Frugalisten leben extrem sparsam, um möglichst früh in Rente zu gehen

Die Lebenshaltungskosten steigen. Frugalist und Sparexperte Oliver Noelting schreckt das nicht. Wichtiger als beim Essen oder Tanken ein paar Euro zu sparen, sei es, sich bei jeder Geldausgabe zu fragen: Brauche ich das? Macht mich das glücklich?

Hannover (epd). Welches Internetportal bietet die billigste Reise? Welcher Supermarkt die attraktivsten Rabatte, welche Tankstelle das günstigste Benzin? Wer sparen will, stellt sich diese Fragen – gerade jetzt in wirtschaftlich schweren Zeiten. Oder nicht? Oliver Noelting lacht. Der 33-Jährige sitzt entspannt auf einem Baumstamm im hannoverschen Stadtwald Eilenriede in der Sonne. «Ich würde anders ansetzen», sagt er.

   Sein Spar-Tipp: Die Logik des Konsums grundsätzlich hinterfragen. Manche Menschen kauften «wie auf Autopilot» teure Reisen, Autos, Küchen, Fernseher, Handys in der Annahme, dass sich so ein glückliches Leben herstellen lasse, sagt der Softwareentwickler. «Ich dagegen glaube, dass es glücklich macht, Bequemlichkeit zu vermeiden, aktiv zu werden, Dinge selbst herzustellen, zu reparieren, Selbstwirksamkeit zu spüren.»

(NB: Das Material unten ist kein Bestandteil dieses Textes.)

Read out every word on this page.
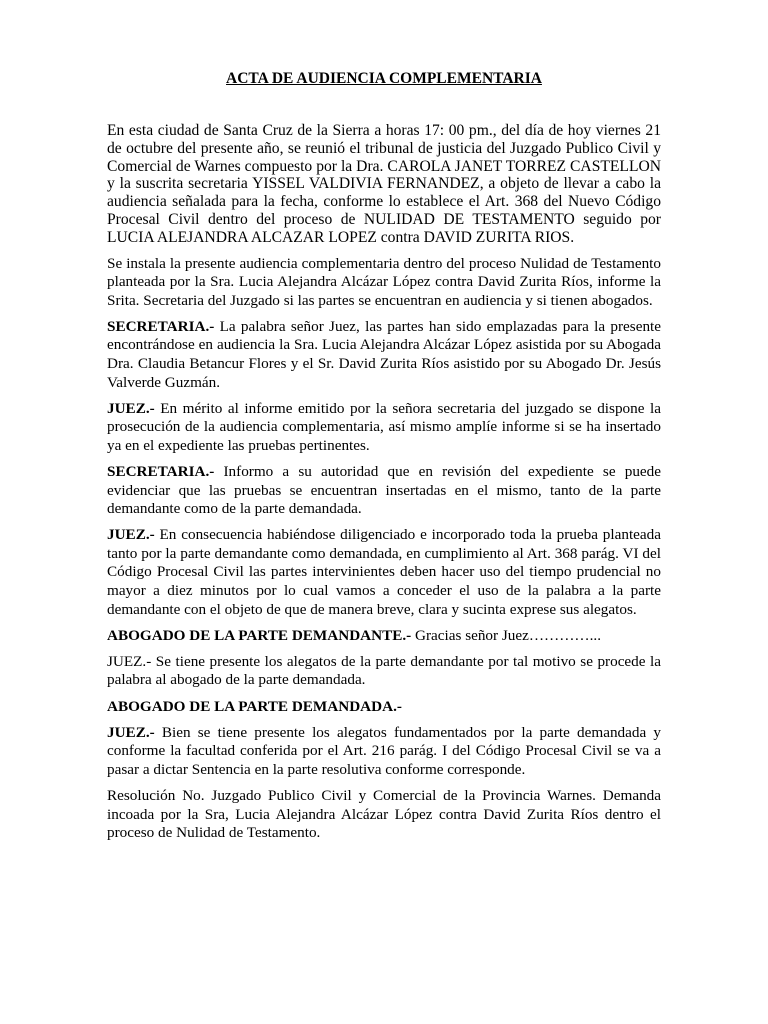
ACTA DE AUDIENCIA COMPLEMENTARIA

En esta ciudad de Santa Cruz de la Sierra a horas 17: 00 pm., del día de hoy viernes 21 de octubre del presente año, se reunió el tribunal de justicia del Juzgado Publico Civil y Comercial de Warnes compuesto por la Dra. CAROLA JANET TORREZ CASTELLON y la suscrita secretaria YISSEL VALDIVIA FERNANDEZ, a objeto de llevar a cabo la audiencia señalada para la fecha, conforme lo establece el Art. 368 del Nuevo Código Procesal Civil dentro del proceso de NULIDAD DE TESTAMENTO seguido por LUCIA ALEJANDRA ALCAZAR LOPEZ contra DAVID ZURITA RIOS.

Se instala la presente audiencia complementaria dentro del proceso Nulidad de Testamento planteada por la Sra. Lucia Alejandra Alcázar López contra David Zurita Ríos, informe la Srita. Secretaria del Juzgado si las partes se encuentran en audiencia y si tienen abogados.

SECRETARIA.- La palabra señor Juez, las partes han sido emplazadas para la presente encontrándose en audiencia la Sra. Lucia Alejandra Alcázar López asistida por su Abogada Dra. Claudia Betancur Flores y el Sr. David Zurita Ríos asistido por su Abogado Dr. Jesús Valverde Guzmán.

JUEZ.- En mérito al informe emitido por la señora secretaria del juzgado se dispone la prosecución de la audiencia complementaria, así mismo amplíe informe si se ha insertado ya en el expediente las pruebas pertinentes.

SECRETARIA.- Informo a su autoridad que en revisión del expediente se puede evidenciar que las pruebas se encuentran insertadas en el mismo, tanto de la parte demandante como de la parte demandada.

JUEZ.- En consecuencia habiéndose diligenciado e incorporado toda la prueba planteada tanto por la parte demandante como demandada, en cumplimiento al Art. 368 parág. VI del Código Procesal Civil las partes intervinientes deben hacer uso del tiempo prudencial no mayor a diez minutos por lo cual vamos a conceder el uso de la palabra a la parte demandante con el objeto de que de manera breve, clara y sucinta exprese sus alegatos.

ABOGADO DE LA PARTE DEMANDANTE.- Gracias señor Juez…………...

JUEZ.- Se tiene presente los alegatos de la parte demandante por tal motivo se procede la palabra al abogado de la parte demandada.

ABOGADO DE LA PARTE DEMANDADA.-

JUEZ.- Bien se tiene presente los alegatos fundamentados por la parte demandada y conforme la facultad conferida por el Art. 216 parág. I del Código Procesal Civil se va a pasar a dictar Sentencia en la parte resolutiva conforme corresponde.

Resolución No. Juzgado Publico Civil y Comercial de la Provincia Warnes. Demanda incoada por la Sra, Lucia Alejandra Alcázar López contra David Zurita Ríos dentro el proceso de Nulidad de Testamento.
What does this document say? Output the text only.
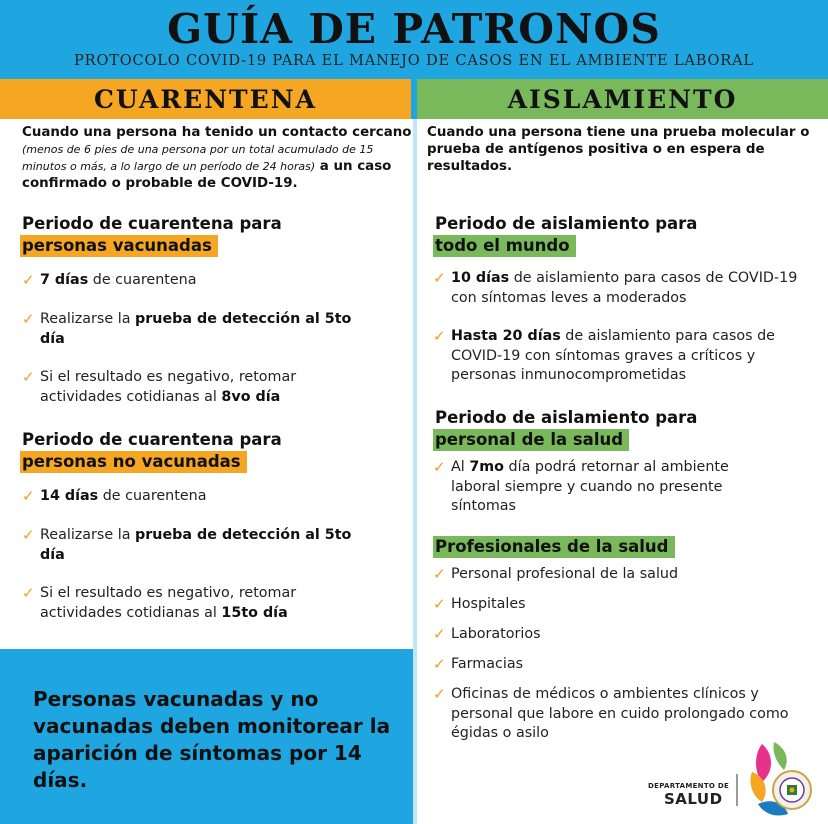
GUÍA DE PATRONOS
PROTOCOLO COVID-19 PARA EL MANEJO DE CASOS EN EL AMBIENTE LABORAL
CUARENTENA	AISLAMIENTO
Cuando una persona ha tenido un contacto cercano (menos de 6 pies de una persona por un total acumulado de 15 minutos o más, a lo largo de un período de 24 horas) a un caso confirmado o probable de COVID-19.
Periodo de cuarentena para
personas vacunadas
✓ 7 días de cuarentena
✓ Realizarse la prueba de detección al 5to día
✓ Si el resultado es negativo, retomar actividades cotidianas al 8vo día
Periodo de cuarentena para
personas no vacunadas
✓ 14 días de cuarentena
✓ Realizarse la prueba de detección al 5to día
✓ Si el resultado es negativo, retomar actividades cotidianas al 15to día
Personas vacunadas y no vacunadas deben monitorear la aparición de síntomas por 14 días.
Cuando una persona tiene una prueba molecular o prueba de antígenos positiva o en espera de resultados.
Periodo de aislamiento para
todo el mundo
✓ 10 días de aislamiento para casos de COVID-19 con síntomas leves a moderados
✓ Hasta 20 días de aislamiento para casos de COVID-19 con síntomas graves a críticos y personas inmunocomprometidas
Periodo de aislamiento para
personal de la salud
✓ Al 7mo día podrá retornar al ambiente laboral siempre y cuando no presente síntomas
Profesionales de la salud
✓ Personal profesional de la salud
✓ Hospitales
✓ Laboratorios
✓ Farmacias
✓ Oficinas de médicos o ambientes clínicos y personal que labore en cuido prolongado como égidas o asilo
DEPARTAMENTO DE
SALUD
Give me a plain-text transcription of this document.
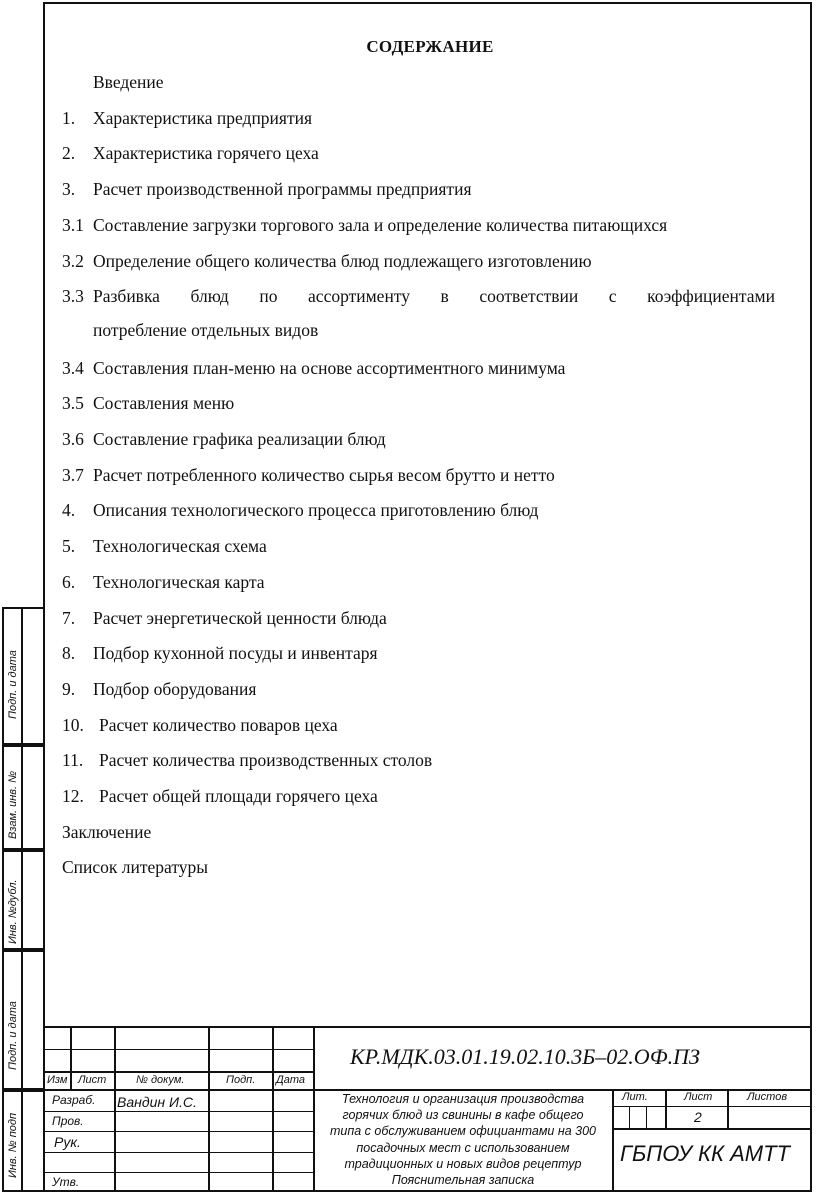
Подп. и дата
Взам. инв. №
Инв. №дубл.
Подп. и дата
Инв. № подп
СОДЕРЖАНИЕ
Введение
1. Характеристика предприятия
2. Характеристика горячего цеха
3. Расчет производственной программы предприятия
3.1 Составление загрузки торгового зала и определение количества питающихся
3.2 Определение общего количества блюд подлежащего изготовлению
3.3 Разбивка блюд по ассортименту в соответствии с коэффициентами
потребление отдельных видов
3.4 Составления план-меню на основе ассортиментного минимума
3.5 Составления меню
3.6 Составление графика реализации блюд
3.7 Расчет потребленного количество сырья весом брутто и нетто
4. Описания технологического процесса приготовлению блюд
5. Технологическая схема
6. Технологическая карта
7. Расчет энергетической ценности блюда
8. Подбор кухонной посуды и инвентаря
9. Подбор оборудования
10. Расчет количество поваров цеха
11. Расчет количества производственных столов
12. Расчет общей площади горячего цеха
Заключение
Список литературы
КР.МДК.03.01.19.02.10.3Б–02.ОФ.ПЗ
Изм Лист	№ докум.	Подп. Дата
Разраб. Вандин И.С.
Пров.
Рук.
Утв.
Технология и организация производства
горячих блюд из свинины в кафе общего
типа с обслуживанием официантами на 300
посадочных мест с использованием
традиционных и новых видов рецептур
Пояснительная записка
Лит.	Лист	Листов
2
ГБПОУ КК АМТТ
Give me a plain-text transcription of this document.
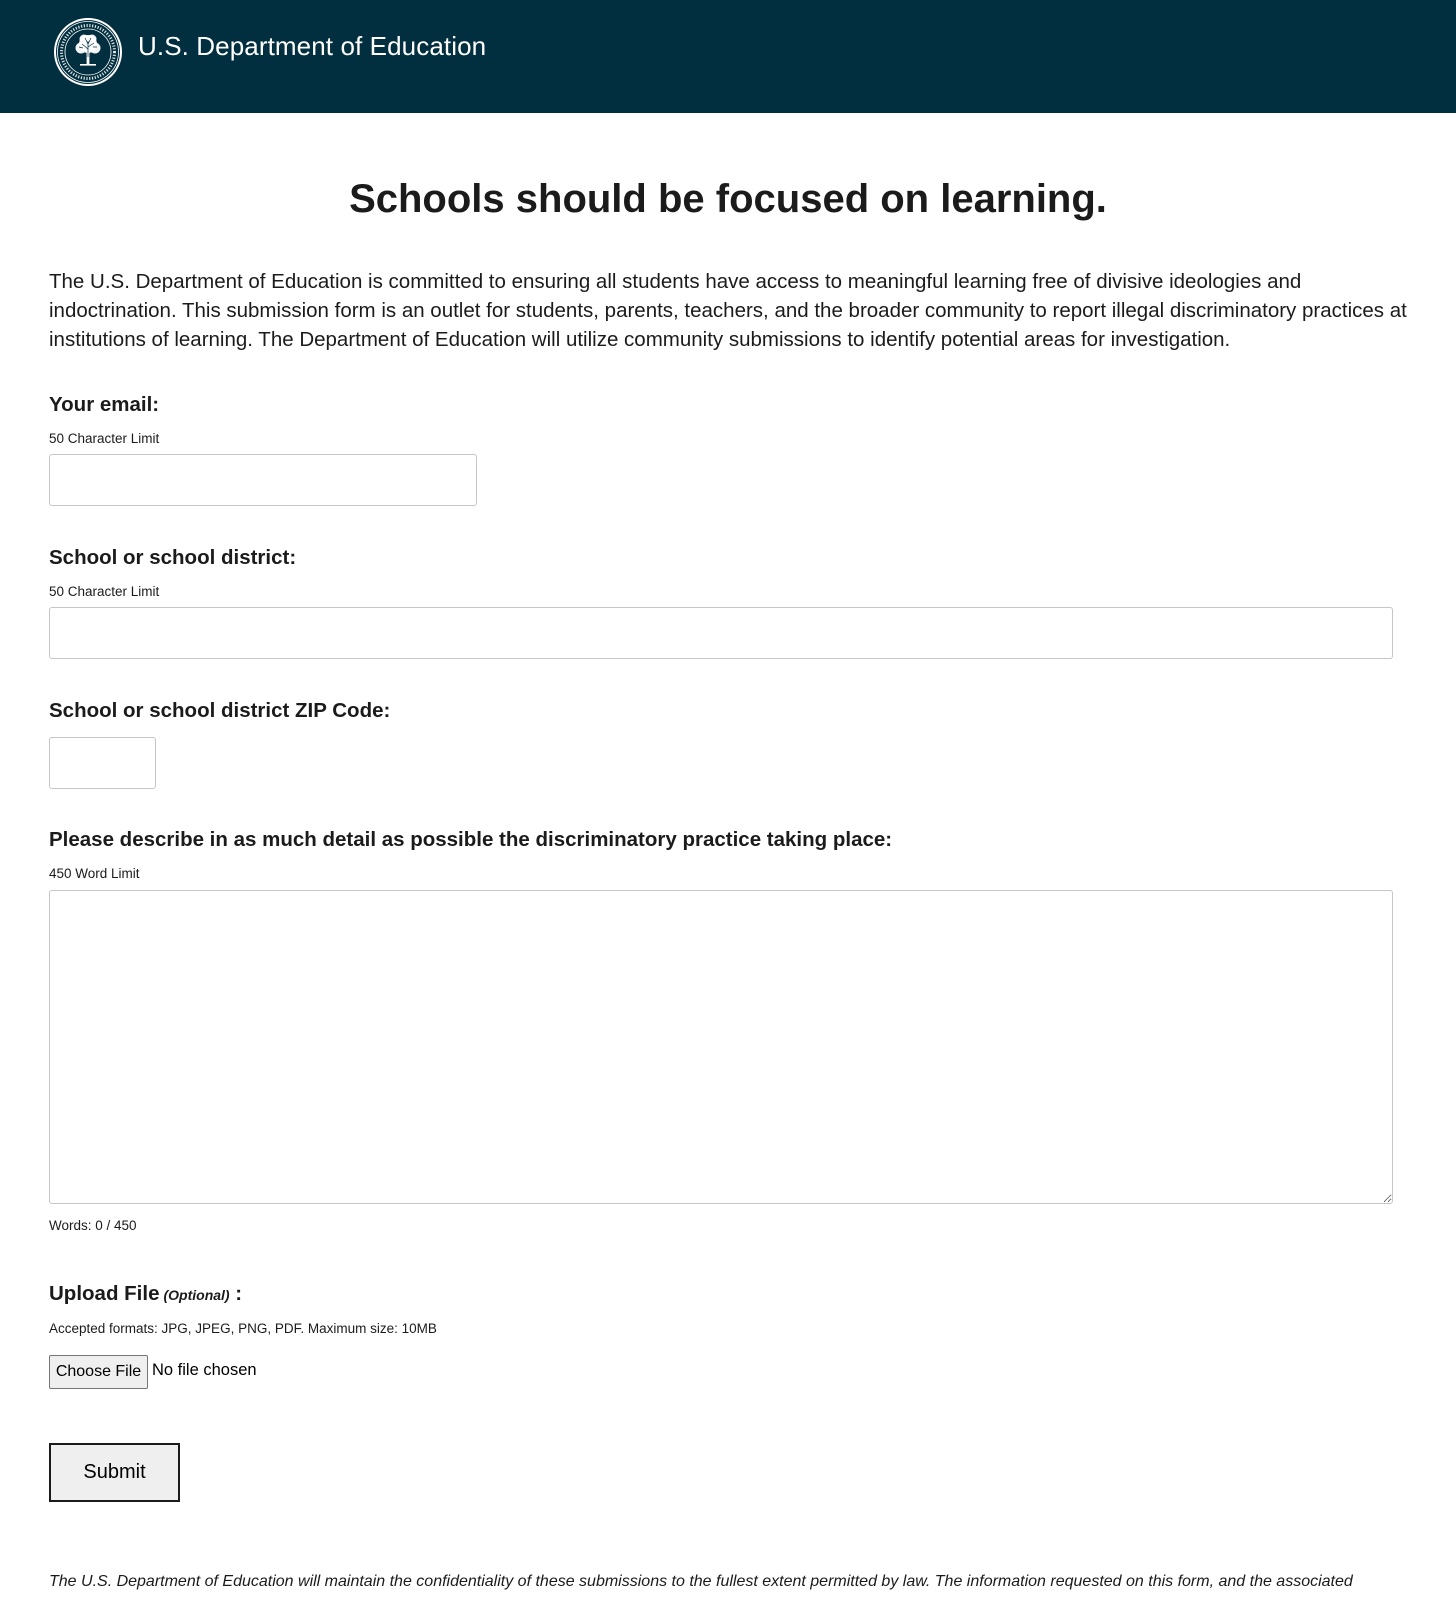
U.S. Department of Education
Schools should be focused on learning.

The U.S. Department of Education is committed to ensuring all students have access to meaningful learning free of divisive ideologies and indoctrination. This submission form is an outlet for students, parents, teachers, and the broader community to report illegal discriminatory practices at institutions of learning. The Department of Education will utilize community submissions to identify potential areas for investigation.

Your email:
50 Character Limit
School or school district:
50 Character Limit
School or school district ZIP Code:
Please describe in as much detail as possible the discriminatory practice taking place:
450 Word Limit
Words: 0 / 450
Upload File (Optional) :
Accepted formats: JPG, JPEG, PNG, PDF. Maximum size: 10MB
Choose File No file chosen
Submit

The U.S. Department of Education will maintain the confidentiality of these submissions to the fullest extent permitted by law. The information requested on this form, and the associated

   Noelting ist Frugalist. Frugal bedeutet «einfach, maßvoll». Als Frugalisten bezeichnen sich Menschen, die genügsam leben und möglichst viel Einkommen zurücklegen, um früh in Rente zu gehen. Die Idee stammt aus den USA. Dort heißt das Prinzip «Fire» (Financial Independence, Retire Early / Finanzielle Unabhängigkeit, frühe Rente). «Fire» wurde in den 2010erJahren populär. Die Faustregel: Die Menschen sparen 30 bis 80 Prozent ihres Einkommens und legen es in klug gewählte Investments an, um sich bereits mit 40 oder 45 Jahren zur Ruhe zu setzen und von ihrem passiven Einkommen zu leben. Zum Vergleich: Die durchschnittliche Sparquote in Deutschland lag 2020 dem Statistischen Bundesamt zufolge bei 16,3 Prozent.

   Noeltings Sparleidenschaft entbrannte 2013. Der drahtige Mann mit dem prägnanten schwarzen Dutt lebte damals in einer Studenten-WG in Bremen und fragte sich, wie sein Leben künftig aussehen sollte. 40 Jahre acht Stunden am Tag arbeiten? Attraktiv klang das in seinen Ohren nicht. Als er auf den Blog des kanadischen Finanzgurus «Mr. Money Mustache» und die Fire-Bewegung stieß, war es um ihn geschehen. Hellauf begeistert begann er zu sparen. Zu seinen besten Zeiten lebte er von 750 Euro im Monat und erreichte damit eine Sparquote von mehr
als 60 Prozent.

   Diese Zeiten sind seit ein paar Jahren vorbei. Noelting, der heute 24 Stunden pro Woche fest angestellt und nebenbei freiberuflich tätig ist, hat inzwischen eine dreijährige Tochter, das zweite Kind ist auf dem Weg. Eine größere Wohnung musste her, ein Krippenplatz, das Leben ist teurer geworden. Doch der Frugalist spart eisern weiter. 2021 habe er von seinen monatlich zur Verfügung stehenden 2.300 Euro netto
nur rund 1.050 Euro monatlich ausgegeben, erzählt er. Das gesparte Geld fließt zu 20 Prozent auf ein Tagesgeldkonto und zu 80 Prozent in Investmentfonds, sogenannte ETFs. Insgesamt hat Noelting in neun Jahren 200.000 Euro gespart.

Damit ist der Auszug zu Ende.